Unsurprisingly, director Graham agrees.
“Our only, real roadblock right now, is that it’s not approved by the Public Service [Commission],” says Graham. “There are solar projects available. There’s room for people to be enrolled, but we just can’t do it on that opt-out basis, so what we will be doing in coming week is exploring how we can at least start with opt-in and start to get out in the community. You don’t need PSC approvals [for] that.”
MHET is also ramping up its advocacy for the reinstatement of opt-out community solar. She has organized a coalition of non-profits, environmental and equity-focused organizations, municipalities, and other industry stakeholders.
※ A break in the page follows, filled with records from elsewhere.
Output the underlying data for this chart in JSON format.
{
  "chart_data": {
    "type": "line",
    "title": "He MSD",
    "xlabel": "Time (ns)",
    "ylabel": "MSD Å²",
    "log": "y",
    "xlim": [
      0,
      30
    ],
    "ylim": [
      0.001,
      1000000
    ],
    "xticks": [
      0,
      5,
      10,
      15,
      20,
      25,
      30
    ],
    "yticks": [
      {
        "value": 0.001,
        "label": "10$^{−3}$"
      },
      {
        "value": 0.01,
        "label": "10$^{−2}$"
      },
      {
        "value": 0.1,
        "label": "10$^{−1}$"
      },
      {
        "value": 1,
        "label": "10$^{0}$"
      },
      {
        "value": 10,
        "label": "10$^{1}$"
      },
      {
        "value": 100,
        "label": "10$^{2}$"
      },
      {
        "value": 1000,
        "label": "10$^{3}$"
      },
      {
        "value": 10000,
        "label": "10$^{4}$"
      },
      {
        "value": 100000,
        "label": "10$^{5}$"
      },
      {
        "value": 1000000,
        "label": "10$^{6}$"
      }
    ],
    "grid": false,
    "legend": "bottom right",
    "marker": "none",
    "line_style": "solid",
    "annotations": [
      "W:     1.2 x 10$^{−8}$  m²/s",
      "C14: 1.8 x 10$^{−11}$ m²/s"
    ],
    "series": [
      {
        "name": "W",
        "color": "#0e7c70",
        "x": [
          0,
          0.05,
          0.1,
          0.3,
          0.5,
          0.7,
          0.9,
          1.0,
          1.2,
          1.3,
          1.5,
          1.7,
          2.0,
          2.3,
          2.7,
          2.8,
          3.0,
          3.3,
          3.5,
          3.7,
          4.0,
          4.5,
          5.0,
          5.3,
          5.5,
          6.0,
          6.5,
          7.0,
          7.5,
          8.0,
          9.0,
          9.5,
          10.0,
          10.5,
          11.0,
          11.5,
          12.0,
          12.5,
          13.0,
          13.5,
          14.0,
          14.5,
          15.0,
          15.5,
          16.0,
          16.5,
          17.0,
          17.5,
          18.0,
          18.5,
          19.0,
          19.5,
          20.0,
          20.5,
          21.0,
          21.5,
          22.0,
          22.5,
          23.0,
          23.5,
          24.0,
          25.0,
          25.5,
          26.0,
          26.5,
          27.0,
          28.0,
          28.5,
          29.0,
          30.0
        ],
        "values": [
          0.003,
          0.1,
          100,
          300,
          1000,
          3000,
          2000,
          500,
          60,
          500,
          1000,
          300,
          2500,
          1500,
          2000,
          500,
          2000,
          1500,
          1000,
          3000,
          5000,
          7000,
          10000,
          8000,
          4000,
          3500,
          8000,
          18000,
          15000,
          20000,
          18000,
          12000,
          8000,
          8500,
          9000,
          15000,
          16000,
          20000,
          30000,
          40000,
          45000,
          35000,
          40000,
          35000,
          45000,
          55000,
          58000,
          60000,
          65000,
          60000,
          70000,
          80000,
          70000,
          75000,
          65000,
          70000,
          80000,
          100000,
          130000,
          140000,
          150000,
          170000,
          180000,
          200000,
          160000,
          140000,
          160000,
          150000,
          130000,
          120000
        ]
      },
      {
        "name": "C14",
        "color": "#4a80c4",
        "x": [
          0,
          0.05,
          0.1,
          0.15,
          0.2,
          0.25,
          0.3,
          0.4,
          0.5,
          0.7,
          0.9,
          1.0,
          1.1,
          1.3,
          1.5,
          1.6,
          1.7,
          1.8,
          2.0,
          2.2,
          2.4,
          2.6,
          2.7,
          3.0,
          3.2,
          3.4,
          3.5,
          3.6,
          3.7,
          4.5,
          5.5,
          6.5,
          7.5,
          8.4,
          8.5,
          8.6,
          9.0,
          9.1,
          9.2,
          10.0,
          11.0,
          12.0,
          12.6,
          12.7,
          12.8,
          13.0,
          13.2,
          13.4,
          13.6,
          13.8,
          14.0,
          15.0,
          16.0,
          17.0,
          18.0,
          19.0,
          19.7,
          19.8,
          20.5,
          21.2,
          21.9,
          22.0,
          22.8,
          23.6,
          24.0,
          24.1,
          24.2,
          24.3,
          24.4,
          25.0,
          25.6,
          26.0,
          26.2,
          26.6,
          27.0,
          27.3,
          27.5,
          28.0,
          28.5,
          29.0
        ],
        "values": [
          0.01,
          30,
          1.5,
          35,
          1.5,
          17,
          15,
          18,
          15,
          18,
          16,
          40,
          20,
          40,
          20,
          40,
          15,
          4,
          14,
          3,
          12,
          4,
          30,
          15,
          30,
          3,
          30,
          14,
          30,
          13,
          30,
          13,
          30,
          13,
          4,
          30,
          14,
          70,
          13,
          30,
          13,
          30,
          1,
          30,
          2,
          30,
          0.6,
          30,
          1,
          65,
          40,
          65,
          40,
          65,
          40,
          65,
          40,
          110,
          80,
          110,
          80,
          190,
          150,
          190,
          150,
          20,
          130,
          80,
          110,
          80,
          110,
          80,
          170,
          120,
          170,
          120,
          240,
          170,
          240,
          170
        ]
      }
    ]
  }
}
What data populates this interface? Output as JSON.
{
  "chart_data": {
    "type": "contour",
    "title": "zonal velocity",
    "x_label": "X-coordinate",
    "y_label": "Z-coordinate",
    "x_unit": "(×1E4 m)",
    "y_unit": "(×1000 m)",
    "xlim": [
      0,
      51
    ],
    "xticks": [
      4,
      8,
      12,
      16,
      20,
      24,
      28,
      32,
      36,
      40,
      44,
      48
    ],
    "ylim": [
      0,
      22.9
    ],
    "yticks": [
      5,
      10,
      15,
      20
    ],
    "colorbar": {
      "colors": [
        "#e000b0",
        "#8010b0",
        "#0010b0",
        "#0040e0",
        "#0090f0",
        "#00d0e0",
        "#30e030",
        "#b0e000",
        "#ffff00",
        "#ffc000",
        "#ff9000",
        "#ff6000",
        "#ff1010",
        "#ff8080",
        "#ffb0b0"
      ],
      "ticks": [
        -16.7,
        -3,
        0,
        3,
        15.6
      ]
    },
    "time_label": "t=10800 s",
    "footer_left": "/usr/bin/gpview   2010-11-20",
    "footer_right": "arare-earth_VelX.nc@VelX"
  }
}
Beyond bringing a renewable-power future to Kingston, Graham returns again and again to the primacy of community engagement. She has plans to empower communities through wealth building opportunities in which residents and businesses can purchase shares as part of a co-operative community-solar project. There are schemes to design a fund that low-income and moderate-income folks across Kingston will have access to at low interest.
“The CCA is certainly a tool for us,” says Graham. “But it’s not the end-all be-all. We have this much greater vision of how we can incorporate energy justice and energy democracy into the local clean-energy transition here in Kingston. It’s not like some faraway dream. It is happening.”